Personal learning and skills profiles

We all have our distinctive learning and skills profiles. Awareness of our individual profiles is essential if we are to achieve our educational and professional goals, but first we must understand what these profiles constitute.

Initially, we must clarify the distinction between one’s learning profile and skills profile. Our learning profile relates to “how”, whilst our skills profile relates to “what”. If we are to effectively promote ourselves and succeed in attaining our desired job, both our learning and skills profiles should be reflected in our employment tools (curriculum vitae, interview, etc.).
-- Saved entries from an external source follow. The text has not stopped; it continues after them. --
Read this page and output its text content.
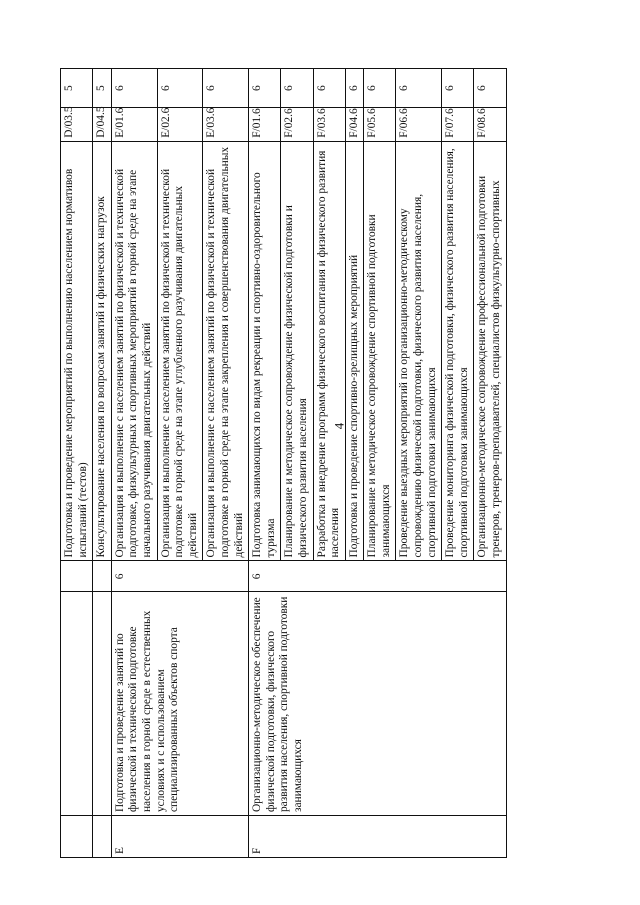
4
			Подготовка и проведение мероприятий по выполнению населением нормативов испытаний (тестов)	D/03.5	5
			Консультирование населения по вопросам занятий и физических нагрузок	D/04.5	5
E	Подготовка и проведение занятий по физической и технической подготовке населения в горной среде в естественных условиях и с использованием специализированных объектов спорта	6	Организация и выполнение с населением занятий по физической и технической подготовке, физкультурных и спортивных мероприятий в горной среде на этапе начального разучивания двигательных действий	E/01.6	6
			Организация и выполнение с населением занятий по физической и технической подготовке в горной среде на этапе углубленного разучивания двигательных действий	E/02.6	6
			Организация и выполнение с населением занятий по физической и технической подготовке в горной среде на этапе закрепления и совершенствования двигательных действий	E/03.6	6
F	Организационно-методическое обеспечение физической подготовки, физического развития населения, спортивной подготовки занимающихся	6	Подготовка занимающихся по видам рекреации и спортивно-оздоровительного туризма	F/01.6	6
			Планирование и методическое сопровождение физической подготовки и физического развития населения	F/02.6	6
			Разработка и внедрение программ физического воспитания и физического развития населения	F/03.6	6
			Подготовка и проведение спортивно-зрелищных мероприятий	F/04.6	6
			Планирование и методическое сопровождение спортивной подготовки занимающихся	F/05.6	6
			Проведение выездных мероприятий по организационно-методическому сопровождению физической подготовки, физического развития населения, спортивной подготовки занимающихся	F/06.6	6
			Проведение мониторинга физической подготовки, физического развития населения, спортивной подготовки занимающихся	F/07.6	6
			Организационно-методическое сопровождение профессиональной подготовки тренеров, тренеров-преподавателей, специалистов физкультурно-спортивных	F/08.6	6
But how do we define candidates’ learning and skills profiles?

The learning profile demonstrates how a candidate learns and communicates in a functional way. Prior to presenting their learning profile, candidates should establish:

  • whether they are primarily a visual, auditory or kinesthetic learner.
  • their aptitudes (based on Gardner’s theory of multiple intelligences), for instance, whether they have higher mathematical or artistic intelligence, etc.
  • whether they have more of a systemic or empathic index – in the first case, they are able to manage, record and memorise information whilst in the other, they are a communicative type of candidate, suitable for sales positions, negotiations, etc.
  • the methodology they use in data processing, research and analysis.
  • what their viewpoint on project-based learning and study is.
  • how they view regular formative assessment and self-evaluation which contribute to the attainment of specific goals and growth.

Regarding skills profiles, candidates should clearly state their formal qualifications, in other words, their degrees and certifications. However, there are other important traits belonging to the wide sphere of formal qualifications which should be reflected in their curriculum vitae and in the interview process, including:

  • rhetorical ability and capacity to present ideas and facts.
  • intercultural intelligence, that is, whether they have travelled or collaborated with people from other countries and cultures.
  • voluntary work.
  • computational intelligence – how one understands the function of cost centres and the realisation that candidates will occupy jobs in the future that ultimately constitute cost centres.
  • ingenuity and design mindset – a focus on finding solutions to problems rather than simply analyzing them.
  • suitability for managerial, supervisory or operational roles (see αriston news 7).
  • the extent to which a candidate is committed to lifelong learning.